Между нами приличные шесть метров, а я топаю ногами, как ребенок, хрустя злосчастной клеенкой, и почему-то ее, эту прозрачную пленку, хочется использовать вместо полиэтиленового пакета в своем следующем спектакле.

– Итан, прошу. – Ты видишь, что со мной. Ловишь мою нервозность в плечах и хаотичном движении рук. Ты пытаешься вести переговоры. – Давай просто сядем и поговорим.

– Не о чем нам говорить!

– А мне кажется есть. Ты же не меня боишься, правильно? – то, с какой надеждой ты это спрашиваешь, не ожидая ответа, сжимает мое изляпанное краской сердце. – Ты боишься, что я уйду, как те, другие. Брошу. В этом все дело?

– Допустим, в этом. – Руки в стороны сами, плечи пожимаются тоже. – Дальше что?

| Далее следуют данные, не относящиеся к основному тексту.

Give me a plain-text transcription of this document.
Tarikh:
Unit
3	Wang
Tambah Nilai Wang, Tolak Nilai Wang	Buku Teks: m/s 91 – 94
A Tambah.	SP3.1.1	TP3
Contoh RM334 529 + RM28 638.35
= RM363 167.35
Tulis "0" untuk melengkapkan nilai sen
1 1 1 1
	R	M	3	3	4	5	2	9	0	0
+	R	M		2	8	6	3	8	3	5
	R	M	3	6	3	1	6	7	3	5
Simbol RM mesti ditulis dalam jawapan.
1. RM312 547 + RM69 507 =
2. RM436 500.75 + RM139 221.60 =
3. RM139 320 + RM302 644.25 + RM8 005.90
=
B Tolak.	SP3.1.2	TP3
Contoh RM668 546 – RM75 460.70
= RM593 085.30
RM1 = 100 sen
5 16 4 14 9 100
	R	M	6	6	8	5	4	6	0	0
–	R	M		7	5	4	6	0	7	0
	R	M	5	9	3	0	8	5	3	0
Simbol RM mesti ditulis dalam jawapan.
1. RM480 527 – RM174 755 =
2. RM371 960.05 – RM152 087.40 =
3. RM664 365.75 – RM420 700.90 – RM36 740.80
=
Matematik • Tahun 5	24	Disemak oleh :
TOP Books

Что ты можешь мне сказать? Я знаю, что тебя все это не напугало так, как могло бы напугать кого-нибудь другого, и да, мне понятно, что ты наверняка без проблем сохранил бы со мной дружбу, при этом не чувствуя, что делаешь это через силу. Я знаю. – И не контролирую ту напускную пренебрежительность, с какой получается выплевывать эти буквенные шестеренки механизма моей защиты. – Только мне это не нужно. Я не хочу. Мне проще одному. Я привык и хочу это сохранить.

– Вранье.

Ты выбрасываешь к моим ногам всего одно слово, и оно катится, словно валик, оставляя после себя графитовые отпечатки. Разоблачает меня всего.

– Вранье?.. – со всем наигранным возмущением, на какое я способен в этой своей игре. Я же лгун, и куда раньше мысли о смиренном признании во мне зреет привычное желание продолжать придерживаться лжи.

– Вранье, – киваешь и делаешь шаг ближе ко мне. Он на скрытых эмоциях, они в тебе бушуют, и я это вижу. Вижу, как много ты хочешь и можешь сказать. – Сохранить для чего? Так рвешься остаться в живых? Я внимательно тебя слушал, Итан. Все те часы, что бродил за тобой молча, тратил на анализ. Думаю, нам обоим давно понятно, что ты не большой фанат человеческой жизни. Так для чего ты себя бережешь?

Хороший вопрос. Хороший. У меня, черт возьми, есть на него ответ! Есть же?